The Department of Health and Human Service's Environmental Justice Index Constitutes Redlining
In early August, in conjunction with the recently-created Department of Health and Human Service’s (HHS) Office of Environmental Justice, the Centers for Disease Control (CDC) announced the release of the Environmental Justice Index (EJI). The EJI is intended to, CDC’s press release stated, “identify and map areas most at risk for the health impacts of environmental burden.” Absent reevaluating, the EJI will in effect constitute a form of redlining since it will put health insurance and other financial services further out of reach for moreover minority populations already suffering from an innumerable and unrelenting number of adverse health impacts resulting from both environmental and institutional racism.
“Too many communities . . . , particularly low-income . . . and communities of color,” the CDC statement correctly noted, “continue to bear the brunt of pollution.” Therefore, “placed-based EJ screening and mapping tools allow agencies and other entities,” the CDC stated, “to identify communities experiencing high environmental burden.” In addition to census-track level socio-economic and household information, the EJI will provide data concerning the prevalence of asthma, cancer, diabetes hypertension and poor mental health due in large part to EJI-reported levels of air pollution. The EJI will, the CDC states, help inform healthcare policymaking and identify necessary healthcare resources.
The EJI fact sheet also states data will serve more generally as “a representation of risk or exposure for a community, or a tool to tell whether individuals are at risk.” The CDC is exactly correct.
It is impossible imagine community and individual environmental risk data will not be used by health insurance plans as well as other insurance providers and underwriters along with auto, business, education and mortgage lenders, credit card, credit bureaus and related others to recalculate their products and fees. It is also difficult to imagine the other federal government agencies not using this data. For example, Social Security Administration for the purposes of projecting disability insurance claims and calculating lifespan data since research has shown life expectancy for residents living in in redlined communities is significantly lower.
One would have thought the CDC would have exercised caution since these types of tools can and do at least cause public blowback. For example, a week before the CDC’s announcement the Oregon Department of Forestry deleted from its website its Oregon Wildfire Risk Explorer, a statewide wildfire risk map that scored wildfire risk down to the tax lot and property level. Not surprisingly, Oregonians were, to be polite, upset high-risk scores would devalue their homes while causing their insurance rates to soar.
Census track level data concerning air and water quality, the location of toxic sites and transportation infrastructure, all EJI components, absolutely have a direct bearing on human health. The question is how best to use the information. An EJI is not it. One better way would be to include environmental determinants in patient or beneficiary health risk scores for the purposes of more accurately determining healthcare provider compensation.

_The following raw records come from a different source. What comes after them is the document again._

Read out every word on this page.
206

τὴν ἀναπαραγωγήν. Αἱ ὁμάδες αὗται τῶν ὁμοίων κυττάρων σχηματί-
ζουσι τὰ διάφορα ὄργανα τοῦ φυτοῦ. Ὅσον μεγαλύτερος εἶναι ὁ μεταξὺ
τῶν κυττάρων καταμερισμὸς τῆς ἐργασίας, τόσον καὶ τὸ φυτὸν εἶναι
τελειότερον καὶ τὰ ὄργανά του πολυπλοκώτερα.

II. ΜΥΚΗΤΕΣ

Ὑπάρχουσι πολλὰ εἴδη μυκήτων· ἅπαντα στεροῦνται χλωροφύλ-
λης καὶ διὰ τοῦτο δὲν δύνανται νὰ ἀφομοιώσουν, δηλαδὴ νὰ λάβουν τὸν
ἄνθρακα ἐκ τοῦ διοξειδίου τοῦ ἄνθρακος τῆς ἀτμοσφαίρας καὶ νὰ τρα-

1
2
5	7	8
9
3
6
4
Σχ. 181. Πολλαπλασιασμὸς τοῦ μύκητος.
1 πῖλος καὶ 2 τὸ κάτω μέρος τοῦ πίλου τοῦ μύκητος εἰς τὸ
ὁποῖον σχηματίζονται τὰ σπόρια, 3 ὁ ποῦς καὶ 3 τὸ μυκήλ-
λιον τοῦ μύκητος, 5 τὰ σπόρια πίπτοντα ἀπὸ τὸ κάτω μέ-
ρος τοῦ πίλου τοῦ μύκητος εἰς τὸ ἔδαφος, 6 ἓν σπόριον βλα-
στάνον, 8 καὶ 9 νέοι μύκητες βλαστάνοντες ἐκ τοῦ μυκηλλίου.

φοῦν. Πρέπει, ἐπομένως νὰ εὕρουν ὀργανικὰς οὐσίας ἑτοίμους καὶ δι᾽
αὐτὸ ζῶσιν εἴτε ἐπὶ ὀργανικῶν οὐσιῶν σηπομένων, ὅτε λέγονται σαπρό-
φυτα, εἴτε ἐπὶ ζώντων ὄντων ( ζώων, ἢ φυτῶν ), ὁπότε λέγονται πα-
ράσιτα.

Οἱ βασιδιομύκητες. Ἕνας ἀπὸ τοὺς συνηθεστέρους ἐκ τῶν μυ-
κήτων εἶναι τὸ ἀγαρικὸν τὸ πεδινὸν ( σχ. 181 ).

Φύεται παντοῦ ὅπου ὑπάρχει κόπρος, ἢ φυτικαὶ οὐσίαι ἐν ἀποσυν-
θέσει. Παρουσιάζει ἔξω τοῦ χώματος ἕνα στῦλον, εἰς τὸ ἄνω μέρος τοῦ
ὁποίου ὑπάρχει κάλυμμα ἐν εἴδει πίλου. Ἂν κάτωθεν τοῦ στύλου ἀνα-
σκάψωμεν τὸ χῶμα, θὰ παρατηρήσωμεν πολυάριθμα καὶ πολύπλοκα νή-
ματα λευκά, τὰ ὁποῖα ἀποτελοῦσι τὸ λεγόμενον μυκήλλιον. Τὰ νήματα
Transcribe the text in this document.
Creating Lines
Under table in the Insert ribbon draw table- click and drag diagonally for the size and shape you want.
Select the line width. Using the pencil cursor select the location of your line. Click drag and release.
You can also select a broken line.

As is well documented, social, including environmental, determinants have far greater influence in determining individual and population health status.
If HHS is genuinely interested in advancing environmental justice and wants to begin to redress the fact its Office of Civil Rights has never addressed environmental racism (for example, read Josiah Rector’s recent work, Toxic Debt) they would do just that. To date, they have not despite, for example, recent research showing minority populations are disproportionately and continuously exposed to higher levels of 12 of 14 sources of fine particulate air pollution.
Absent reevaluating, the CDC’s effort just looks like more environmental injustice in action.